We have a number of detailed points on the various heads but they are probably too detailed for the present discussion. They probably touch off the broad points to which we would refer in this regard. We are open in our approach. I agree with what Deputy O’Brien said about whether there should be nominating groups for lay people or a role for the Public Appointments Service or if we should have some middle ground in that regard. It would be important to get agreement but we are very happy with the overall balance and having a lay chair. We think that things could be progressed.
The Minister referred to the judicial council Bill and that element of the work. It is at least as important if not more important for us to address those issues. There was some talk that the Bill would be fast-tracked and done in tandem with this Bill. That is necessary.

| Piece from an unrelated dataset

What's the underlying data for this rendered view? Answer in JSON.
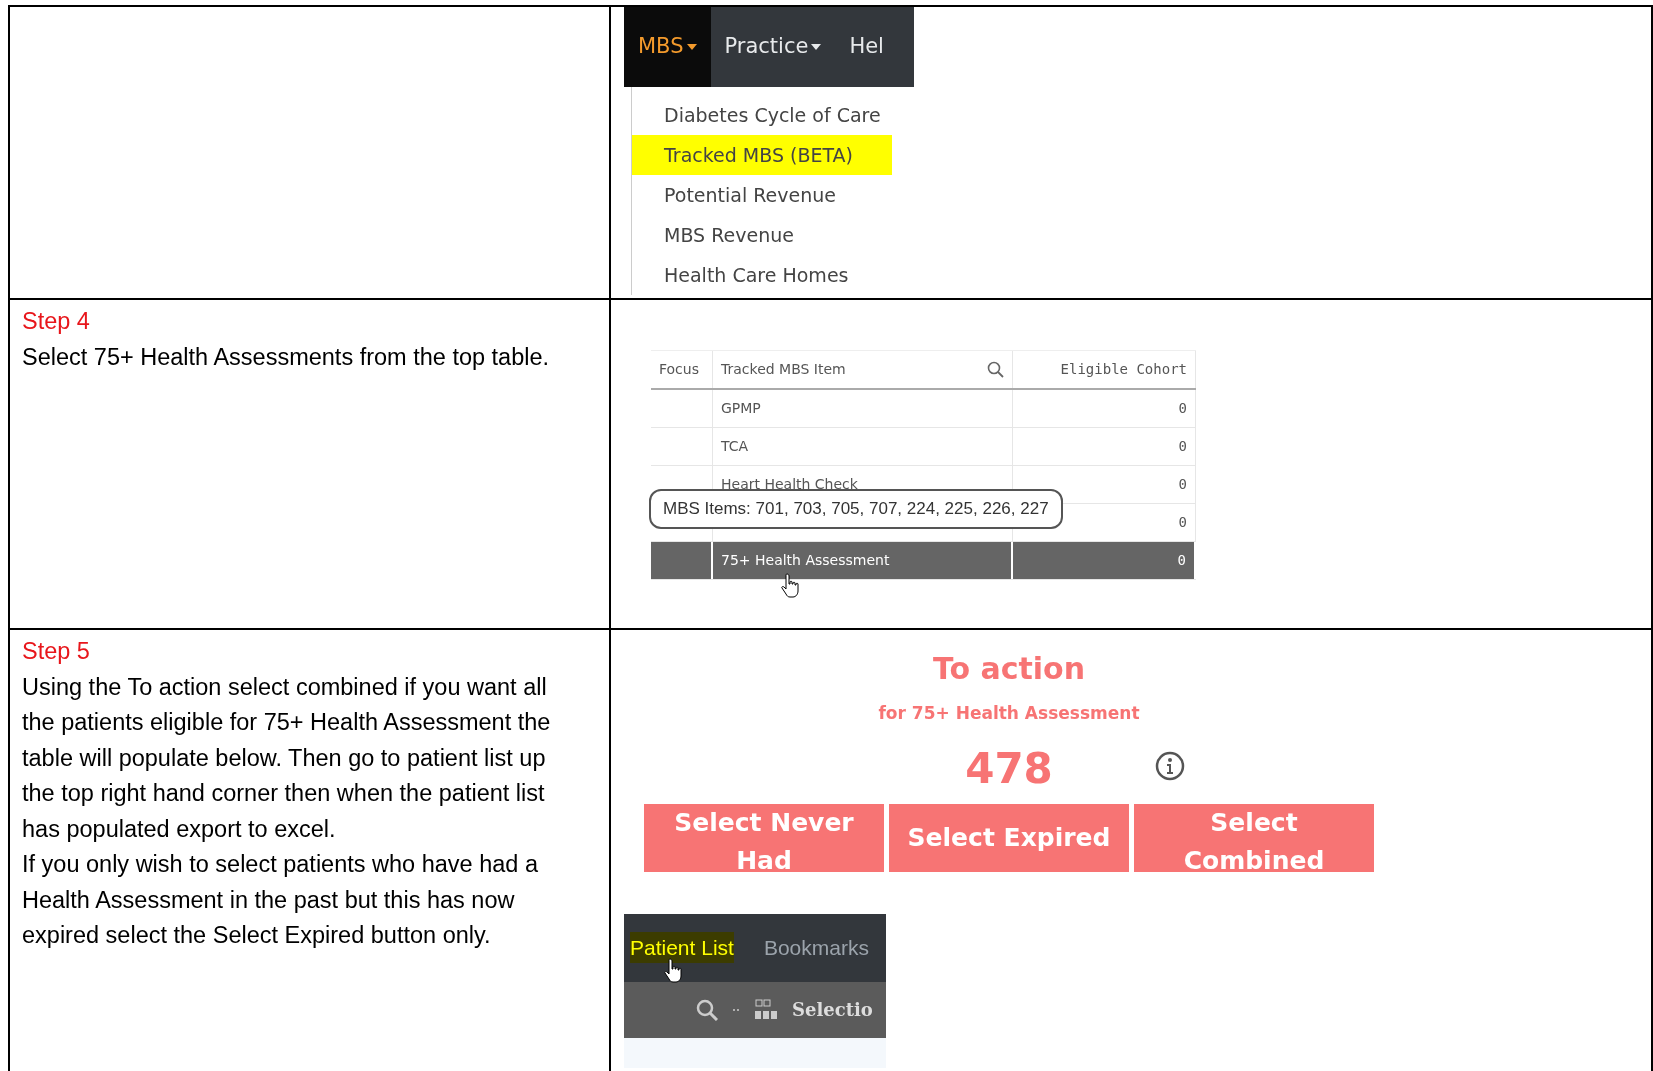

Part of the project is to engender confidence in the judicial process. Not only have serious issues been highlighted about judicial indiscretion or the irrationality of judges in relation to cases involving me or others but it is almost a daily occurrence that members of the public find things difficult, in particular at District Court level, and do not have a mechanism to call into question poor practice by the Judiciary.
It is about justice being seen to be done. Only last week Deputy Wallace and I met a serving member of An Garda Síochána who told us that in a family law case a judge had intervened with his partner’s family and discussed the case with a family friend outside the norms of the court and gave the person a protection order against the individual.
It was a complete perversion of the course of justice that a judge would informally deal with a family law case in such a way and give an order. That judge is still serving. There are many such issues and there is an urgent requirement to address them.